Gen. Keith Alexander, head of the U.S. Cyber Command, called for the establishment of clear rules of engagement for cyberspace as the country deals with the prospect of “remote sabotage.“
Alexander spoke on 3 June before an audience at the Center for Strategic and International Studies, a think tank in Washington, DC. In comments to the crowd, Alexander, who is also director of the National Security Agency (NSA), said the realities of securing the Internet require the government have a framework in place to guide its responses to attacks.
“What the department is looking at,” he said, “are what are the standing rules of engagement that we have? Do those comport with the laws, the responsibilities that we have? Can we clearly articulate those so that people know and expect what will happen? And I think we have to look at it in two different venues, what we’re doing here in peacetime and what we need to do in wartime to support those units that are in combat.”
He noted there may need to be different sets of rules governing U.S. responses in different situations, such as a direct attack from a country the U.S. is at war with or an adversary using a neutral country to bounce their attack through. “It’s not unlike warfare, where…you have armed conflict going in one state and somebody attacks from a neutral state,” he said. “There are laws of land warfare that deal with that. We now have to look at that in light of cyberspace.”
Increasingly, systems are being targeted for remote sabotage, as opposed to distributed denial-of-service attacks like those that targeted Georgia and Estonia a few years ago, he said. Dealing with the threats will require a “unity of effort” and “a commitment of dedicated resources,” he said.
Alexander officially took the reigns for the Cyber Command on 7 May. In April, Alexander told the Senate Armed Services Committee Cyber Command would not seek to ‘militarise’ the Internet. He reiterated however that the government would look to strike a balance between national security and civil liberties.

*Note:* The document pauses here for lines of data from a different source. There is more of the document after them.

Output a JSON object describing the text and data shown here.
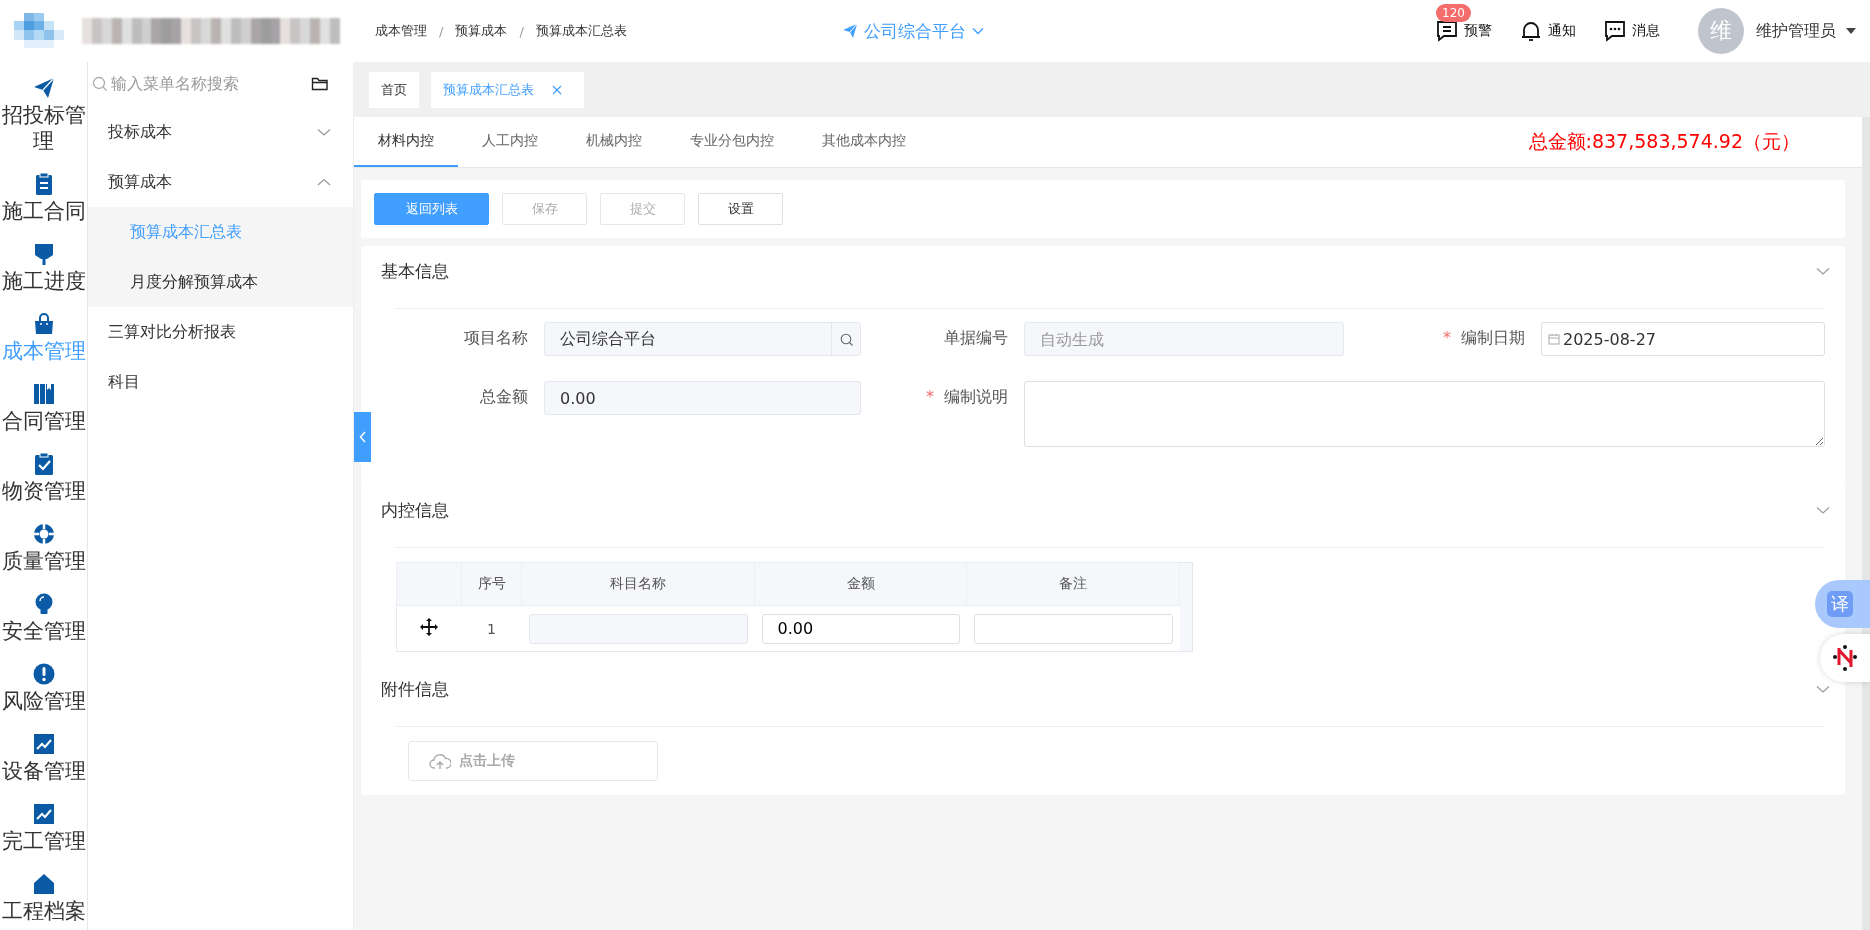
{
  "header": {
    "breadcrumb": [
      "成本管理",
      "预算成本",
      "预算成本汇总表"
    ],
    "breadcrumb_separator": "/",
    "platform": "公司综合平台",
    "actions": [
      {
        "label": "预警",
        "badge": "120"
      },
      {
        "label": "通知"
      },
      {
        "label": "消息"
      }
    ],
    "user": {
      "avatar": "维",
      "name": "维护管理员"
    }
  },
  "rail": [
    {
      "label": "招投标管理",
      "selected": false
    },
    {
      "label": "施工合同",
      "selected": false
    },
    {
      "label": "施工进度",
      "selected": false
    },
    {
      "label": "成本管理",
      "selected": true
    },
    {
      "label": "合同管理",
      "selected": false
    },
    {
      "label": "物资管理",
      "selected": false
    },
    {
      "label": "质量管理",
      "selected": false
    },
    {
      "label": "安全管理",
      "selected": false
    },
    {
      "label": "风险管理",
      "selected": false
    },
    {
      "label": "设备管理",
      "selected": false
    },
    {
      "label": "完工管理",
      "selected": false
    },
    {
      "label": "工程档案",
      "selected": false
    }
  ],
  "menu": {
    "search": {
      "placeholder": "输入菜单名称搜索"
    },
    "items": [
      {
        "label": "投标成本",
        "selected": false,
        "expanded": false
      },
      {
        "label": "预算成本",
        "selected": false,
        "expanded": true,
        "children": [
          {
            "label": "预算成本汇总表",
            "selected": true
          },
          {
            "label": "月度分解预算成本",
            "selected": false
          }
        ]
      },
      {
        "label": "三算对比分析报表",
        "selected": false
      },
      {
        "label": "科目",
        "selected": false
      }
    ]
  },
  "page_tabs": [
    {
      "label": "首页",
      "selected": false,
      "closable": false
    },
    {
      "label": "预算成本汇总表",
      "selected": true,
      "closable": true
    }
  ],
  "sub_tabs": [
    {
      "label": "材料内控",
      "selected": true
    },
    {
      "label": "人工内控",
      "selected": false
    },
    {
      "label": "机械内控",
      "selected": false
    },
    {
      "label": "专业分包内控",
      "selected": false
    },
    {
      "label": "其他成本内控",
      "selected": false
    }
  ],
  "total_amount": "总金额:837,583,574.92（元）",
  "toolbar": [
    {
      "label": "返回列表",
      "kind": "primary",
      "disabled": false
    },
    {
      "label": "保存",
      "kind": "default",
      "disabled": true
    },
    {
      "label": "提交",
      "kind": "default",
      "disabled": true
    },
    {
      "label": "设置",
      "kind": "default",
      "disabled": false
    }
  ],
  "sections": [
    {
      "title": "基本信息",
      "kind": "form",
      "expanded": true,
      "fields": [
        {
          "label": "项目名称",
          "kind": "lookup",
          "value": "公司综合平台",
          "disabled": true
        },
        {
          "label": "单据编号",
          "kind": "text",
          "placeholder": "自动生成",
          "disabled": true
        },
        {
          "label": "编制日期",
          "required_mark": "*",
          "kind": "date",
          "value": "2025-08-27",
          "disabled": false
        },
        {
          "label": "总金额",
          "kind": "text",
          "value": "0.00",
          "disabled": true
        },
        {
          "label": "编制说明",
          "required_mark": "*",
          "kind": "textarea",
          "disabled": false
        }
      ]
    },
    {
      "title": "内控信息",
      "kind": "table",
      "expanded": true,
      "columns": [
        "序号",
        "科目名称",
        "金额",
        "备注"
      ],
      "rows": [
        {
          "number": "1",
          "amount": "0.00"
        }
      ]
    },
    {
      "title": "附件信息",
      "kind": "upload",
      "expanded": true,
      "upload_label": "点击上传"
    }
  ],
  "floating": {
    "translate_label": "译"
  }
}
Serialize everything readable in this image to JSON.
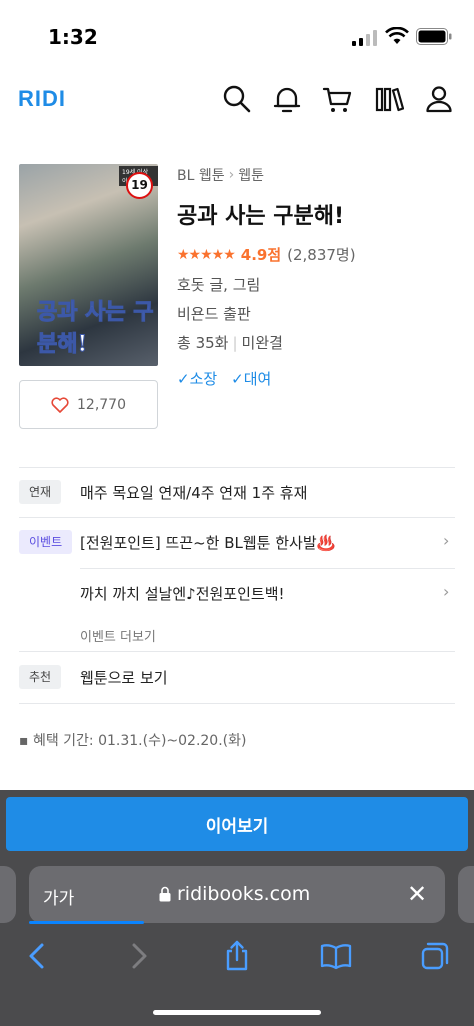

“The hard part,” he explained, “is we can’t go out and tell everybody exactly what we did or we give up a capability that maybe extremely useful in protecting our country and our allies…You say, ‘I’m defending my computer system using the following steps: one, two, three, four.’ The adversary will say, ‘thank you, one, two, three, four, now I know how to get around it,’ and within a day, they’re through. That’s the problem that we face, and so I think the real key to the issue – how do we build the confidence that we’re doing it right with the American people, with Congress and everybody else?”